Le repas autour de François Mitterrand commence sans qu’on en connaisse vraiment l’enjeu. Matignon est dans toutes les têtes, mais dans aucune bouche. Le chef de l’Etat préfère évoquer d’abord le second tour de l’élection et les conséquences qu’il faut en tirer. Les invités s’accordent à trouver nécessaire une dissolution immédiate de l’Assemblée nationale, pour renvoyer la droite dans l’opposition. Le président candidat ne s’est pas engagé sur ce point dans sa campagne, restant flou sur ses intentions. Puis il est question de la Nouvelle-Calédonie : l’archipel est en proie à d’énormes tensions, une prise d’otages à Ouvéa a fait 21 morts dans les jours précédents, le dossier sera en haut de la pile pour le prochain gouvernement.
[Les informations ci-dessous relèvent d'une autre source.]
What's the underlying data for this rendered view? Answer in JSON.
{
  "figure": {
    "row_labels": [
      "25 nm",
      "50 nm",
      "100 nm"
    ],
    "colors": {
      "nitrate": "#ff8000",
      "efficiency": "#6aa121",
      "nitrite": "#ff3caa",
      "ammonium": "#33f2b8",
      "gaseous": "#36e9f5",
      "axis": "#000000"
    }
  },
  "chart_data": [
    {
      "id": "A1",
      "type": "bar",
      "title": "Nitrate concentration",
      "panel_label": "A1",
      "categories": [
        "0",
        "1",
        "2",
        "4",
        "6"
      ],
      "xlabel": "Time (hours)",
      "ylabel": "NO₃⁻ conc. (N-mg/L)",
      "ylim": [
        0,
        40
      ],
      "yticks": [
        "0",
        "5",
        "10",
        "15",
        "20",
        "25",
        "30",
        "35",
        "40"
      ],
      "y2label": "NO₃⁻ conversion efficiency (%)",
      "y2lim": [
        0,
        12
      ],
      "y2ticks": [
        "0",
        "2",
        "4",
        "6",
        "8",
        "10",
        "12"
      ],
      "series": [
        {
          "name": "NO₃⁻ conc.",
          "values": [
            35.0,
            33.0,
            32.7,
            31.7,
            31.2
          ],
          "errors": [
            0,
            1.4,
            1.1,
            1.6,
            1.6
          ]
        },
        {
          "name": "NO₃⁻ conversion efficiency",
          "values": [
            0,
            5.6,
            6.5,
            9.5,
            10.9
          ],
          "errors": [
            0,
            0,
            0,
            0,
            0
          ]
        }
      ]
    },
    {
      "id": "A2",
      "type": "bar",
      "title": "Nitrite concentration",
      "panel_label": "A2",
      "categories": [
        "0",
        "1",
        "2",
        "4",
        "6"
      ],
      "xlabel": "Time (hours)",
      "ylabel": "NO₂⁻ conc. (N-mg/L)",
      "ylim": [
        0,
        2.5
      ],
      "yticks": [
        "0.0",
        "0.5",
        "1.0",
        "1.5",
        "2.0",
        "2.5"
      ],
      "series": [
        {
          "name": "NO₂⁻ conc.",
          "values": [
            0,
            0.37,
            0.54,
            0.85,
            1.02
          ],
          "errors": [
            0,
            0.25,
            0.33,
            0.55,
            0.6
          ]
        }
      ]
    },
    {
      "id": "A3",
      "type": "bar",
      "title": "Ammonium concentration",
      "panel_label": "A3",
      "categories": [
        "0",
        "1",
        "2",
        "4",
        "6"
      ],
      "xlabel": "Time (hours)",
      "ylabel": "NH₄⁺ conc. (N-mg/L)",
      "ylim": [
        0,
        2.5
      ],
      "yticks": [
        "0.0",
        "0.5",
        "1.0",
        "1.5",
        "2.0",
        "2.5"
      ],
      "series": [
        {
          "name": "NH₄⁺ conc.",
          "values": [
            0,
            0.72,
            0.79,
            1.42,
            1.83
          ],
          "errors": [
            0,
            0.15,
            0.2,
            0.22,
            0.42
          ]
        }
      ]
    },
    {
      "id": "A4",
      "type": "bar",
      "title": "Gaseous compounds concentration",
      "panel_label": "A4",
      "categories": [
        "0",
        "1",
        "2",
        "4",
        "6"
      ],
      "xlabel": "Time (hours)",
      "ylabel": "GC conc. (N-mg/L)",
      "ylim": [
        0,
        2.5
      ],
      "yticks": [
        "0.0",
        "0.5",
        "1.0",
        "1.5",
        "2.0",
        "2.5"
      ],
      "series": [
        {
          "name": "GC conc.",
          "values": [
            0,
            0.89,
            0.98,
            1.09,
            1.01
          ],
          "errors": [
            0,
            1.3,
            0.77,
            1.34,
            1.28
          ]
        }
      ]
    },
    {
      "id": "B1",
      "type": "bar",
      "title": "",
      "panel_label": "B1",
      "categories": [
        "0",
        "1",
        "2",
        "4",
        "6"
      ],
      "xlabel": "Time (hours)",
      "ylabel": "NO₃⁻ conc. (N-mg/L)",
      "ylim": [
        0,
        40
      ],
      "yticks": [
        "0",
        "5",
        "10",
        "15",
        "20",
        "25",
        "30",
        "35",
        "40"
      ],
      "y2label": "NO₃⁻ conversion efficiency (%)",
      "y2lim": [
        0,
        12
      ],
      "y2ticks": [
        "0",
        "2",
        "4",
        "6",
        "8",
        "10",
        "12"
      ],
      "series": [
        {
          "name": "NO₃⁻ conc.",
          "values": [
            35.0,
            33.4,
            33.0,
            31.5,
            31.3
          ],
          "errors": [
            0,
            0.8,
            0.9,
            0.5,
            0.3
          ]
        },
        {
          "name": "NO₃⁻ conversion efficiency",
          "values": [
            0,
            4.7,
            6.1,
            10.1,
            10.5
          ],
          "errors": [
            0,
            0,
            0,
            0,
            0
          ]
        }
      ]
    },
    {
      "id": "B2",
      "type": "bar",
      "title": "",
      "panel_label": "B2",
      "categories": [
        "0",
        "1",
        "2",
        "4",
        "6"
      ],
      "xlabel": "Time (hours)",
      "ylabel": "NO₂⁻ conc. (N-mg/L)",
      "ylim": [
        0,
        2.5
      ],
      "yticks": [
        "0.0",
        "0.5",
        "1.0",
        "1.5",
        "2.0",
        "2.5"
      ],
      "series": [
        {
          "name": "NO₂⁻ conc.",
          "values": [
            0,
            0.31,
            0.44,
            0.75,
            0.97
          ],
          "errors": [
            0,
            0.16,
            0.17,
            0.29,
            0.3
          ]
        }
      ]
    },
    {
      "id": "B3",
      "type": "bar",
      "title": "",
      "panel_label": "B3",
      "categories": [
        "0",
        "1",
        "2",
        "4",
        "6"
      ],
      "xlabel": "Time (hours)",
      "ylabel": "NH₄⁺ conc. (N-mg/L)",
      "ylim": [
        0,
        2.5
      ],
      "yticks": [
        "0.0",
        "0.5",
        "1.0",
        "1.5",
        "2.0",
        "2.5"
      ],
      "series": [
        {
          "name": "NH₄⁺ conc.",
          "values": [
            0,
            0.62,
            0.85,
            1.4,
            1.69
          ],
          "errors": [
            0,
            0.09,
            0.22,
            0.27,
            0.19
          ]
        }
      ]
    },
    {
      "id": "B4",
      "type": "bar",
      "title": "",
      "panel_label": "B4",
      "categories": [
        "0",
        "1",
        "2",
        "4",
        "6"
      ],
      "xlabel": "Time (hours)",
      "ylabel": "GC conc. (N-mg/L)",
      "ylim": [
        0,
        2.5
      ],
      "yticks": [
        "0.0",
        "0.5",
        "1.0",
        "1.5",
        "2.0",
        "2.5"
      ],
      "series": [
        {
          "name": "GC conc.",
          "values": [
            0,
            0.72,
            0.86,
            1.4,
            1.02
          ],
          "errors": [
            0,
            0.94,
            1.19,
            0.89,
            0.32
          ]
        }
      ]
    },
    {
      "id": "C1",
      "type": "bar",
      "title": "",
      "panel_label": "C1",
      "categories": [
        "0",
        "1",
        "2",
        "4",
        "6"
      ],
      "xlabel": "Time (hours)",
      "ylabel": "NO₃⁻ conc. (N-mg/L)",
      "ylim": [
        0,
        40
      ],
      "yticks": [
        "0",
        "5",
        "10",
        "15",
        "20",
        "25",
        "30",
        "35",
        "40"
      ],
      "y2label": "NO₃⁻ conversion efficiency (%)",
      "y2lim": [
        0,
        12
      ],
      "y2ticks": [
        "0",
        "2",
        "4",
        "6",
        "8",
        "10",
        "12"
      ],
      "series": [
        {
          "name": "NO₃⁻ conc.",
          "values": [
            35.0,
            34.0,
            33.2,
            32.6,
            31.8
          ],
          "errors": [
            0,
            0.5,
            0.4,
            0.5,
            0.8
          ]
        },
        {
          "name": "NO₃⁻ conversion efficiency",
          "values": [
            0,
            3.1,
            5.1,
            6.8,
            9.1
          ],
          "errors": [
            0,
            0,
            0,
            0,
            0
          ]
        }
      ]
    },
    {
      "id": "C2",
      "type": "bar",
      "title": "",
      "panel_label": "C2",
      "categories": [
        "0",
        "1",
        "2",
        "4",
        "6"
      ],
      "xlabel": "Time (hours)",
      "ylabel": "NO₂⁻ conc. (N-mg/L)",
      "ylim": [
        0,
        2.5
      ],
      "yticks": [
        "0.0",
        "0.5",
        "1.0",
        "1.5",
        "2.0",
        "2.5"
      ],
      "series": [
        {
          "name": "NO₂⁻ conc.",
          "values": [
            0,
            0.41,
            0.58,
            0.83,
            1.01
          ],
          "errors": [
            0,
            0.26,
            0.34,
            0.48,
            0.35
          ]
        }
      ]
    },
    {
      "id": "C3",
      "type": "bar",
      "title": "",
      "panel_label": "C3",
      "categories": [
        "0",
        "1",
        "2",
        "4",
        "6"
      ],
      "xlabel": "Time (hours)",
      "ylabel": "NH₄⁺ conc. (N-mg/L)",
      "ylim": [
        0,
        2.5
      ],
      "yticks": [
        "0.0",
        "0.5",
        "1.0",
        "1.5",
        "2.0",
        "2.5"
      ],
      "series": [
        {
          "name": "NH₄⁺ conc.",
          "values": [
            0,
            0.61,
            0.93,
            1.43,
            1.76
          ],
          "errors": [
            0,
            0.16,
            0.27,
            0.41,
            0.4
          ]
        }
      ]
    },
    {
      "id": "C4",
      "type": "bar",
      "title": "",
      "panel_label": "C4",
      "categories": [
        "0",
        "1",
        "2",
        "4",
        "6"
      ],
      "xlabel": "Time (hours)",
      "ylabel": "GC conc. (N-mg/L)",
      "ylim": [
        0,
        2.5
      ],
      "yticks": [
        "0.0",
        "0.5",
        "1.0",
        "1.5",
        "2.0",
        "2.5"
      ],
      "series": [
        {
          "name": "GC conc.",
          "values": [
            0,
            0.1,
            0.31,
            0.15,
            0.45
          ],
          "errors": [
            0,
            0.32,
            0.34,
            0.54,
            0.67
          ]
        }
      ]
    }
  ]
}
Le vice est un plat qui se mange sucré. Il faut attendre le dessert pour que l’éléphant qui est dans la pièce se fasse entendre. Mitterrand “a joué avec les nerfs” de ses convives, se souvient Jean-Louis Bianco. Jacques Attali rapporte les propos présidentiels dans Verbatim : “Il me reste une décision à prendre : je dois nommer un Premier ministre. L’une des forces du socialisme en France est de compter dans ses rangs beaucoup de gens de qualité et de talent. Je dois dire qu’à mes yeux, les talents des uns et des autres sont équivalents. Mais il y a des situations de fait, et Michel Rocard a une petite longueur d’avance.” Message reçu : à peine aura-t-il regagné sa voiture que celui-ci téléphonera à Jean-Paul Huchon pour lui dire qu’il sera son directeur de cabinet à Matignon. Quatre cafés et l’addition ? A l’Elysée, personne ne paie mais c’est Rocard qui prend cher. Jacques Attali écrit : “Le président me confie peu après : Rocard n’a ni les capacités ni le caractère pour cette fonction. Mais puisque les Français le veulent, ils l’auront. En revanche, c’est moi qui ferai le gouvernement.” De son côté, Pierre Bérégovoy accuse le coup. “Il croyait vraiment en ses chances, dans son attitude corporelle on voit la déception”, raconte Bianco.

François Mitterrand avait décidé du nom de son Premier ministre avant le repas, même s’il n’en avait rien dit à personne à l’Elysée. Quand il parle de ces agapes, monument de perversité incomparable, Emmanuel Macron conclut toujours par une même sentence : “C’était une autre époque.” Comme si les jeux de cour s’étaient terminés avec le XXe siècle.